Yusril menyatakan alasannya bersedia menangani kasus Lino secara panjang lebar. Penjelasannya terbagi dalam empat bagian, yang diberi judul "Pertanyaan Media mengenai Pak RJ Lino".
Yusril mengatakan pihaknya berkeyakinan bahwa tugas sebagai advokat adalah lebih kurang sama dengan polisi, jaksa, hakim dan KPK. Negara, dalam hal ini diwakili KPK, berwenang menyatakan salah seorang warganya sebaga tersangka pelaku tindak pidana dan jika cukup bukti berwenang pula menuntutnya ke pengadilan.
"Dalam proses seperti itu kedudukan negara dan warganya adalah seimbang. Ini adalah inti dari doktrin negara hukum. Aparatur negara wajib menegakkan hukum dengan benar dan adil (due process of law) tidak boleh sembarangan apalagi sewenang-wenang," katanya.
"Kami sebagai advokat berkewajiban mengawal semua proses itu agar hak tersangka tetap terjamin dan kewenangan negara dijalankan oleh aparatnya secara adil dan proporsional," lanjut Yusil.

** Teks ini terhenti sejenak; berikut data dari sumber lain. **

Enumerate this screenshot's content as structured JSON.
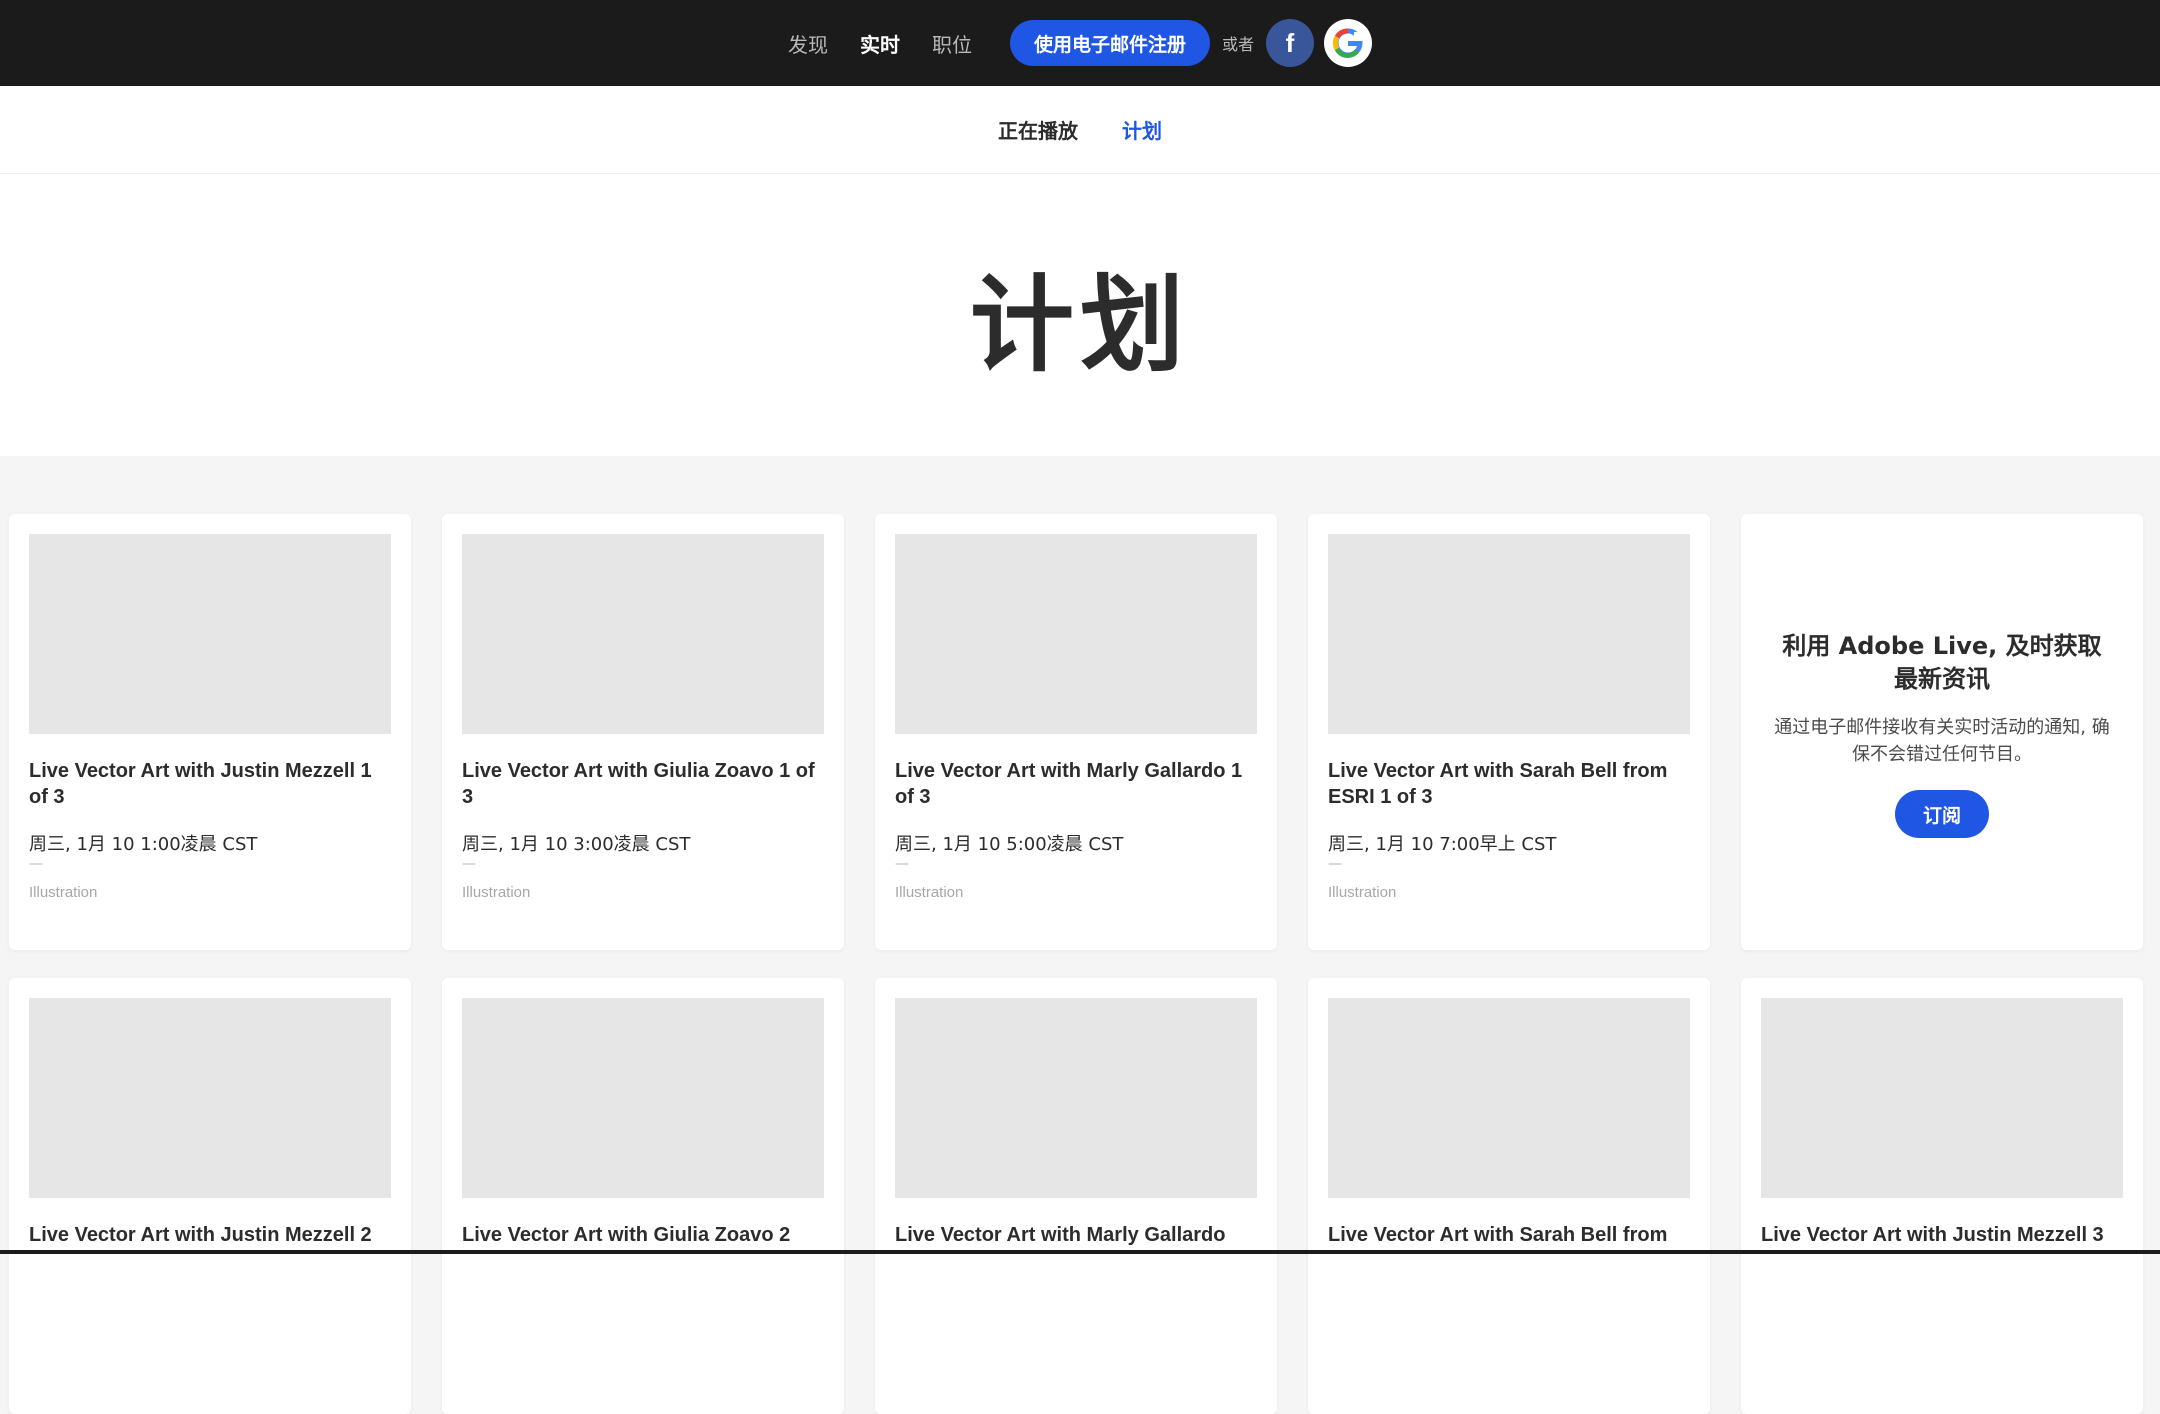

Dalam menggunakan landasan hukum dan pengumpulan alat bukti, lanjut Yusril, advokat akan bersikap kritis apakah landasan dan argumentasi hukum yang digunakan aparat tepat dan apakah alat bukti cukup dan relevan dengan perkara atau tidak. Semua ini bermuara pada satu tujuan yakni penegakan hukum yang benar dan adil dan agar prosesnya berjalan benar dan adil sehingga hukum tegak dengan seadil-adilnya.
Yusril melanjutkan, kebenaran materil adalah mutlak harus dicapai dalam hukum pidana. Tidak boleh hanya asumsi, apalagi asumsi dibangun oleh politisi dan orang awam melalui media massa. Karena ini menyangkut hak dan kebebasan warganegara, maka apabila tersangka atau terdakwa terbukti bersalah, maka jatuhkan hukuman dengan adil.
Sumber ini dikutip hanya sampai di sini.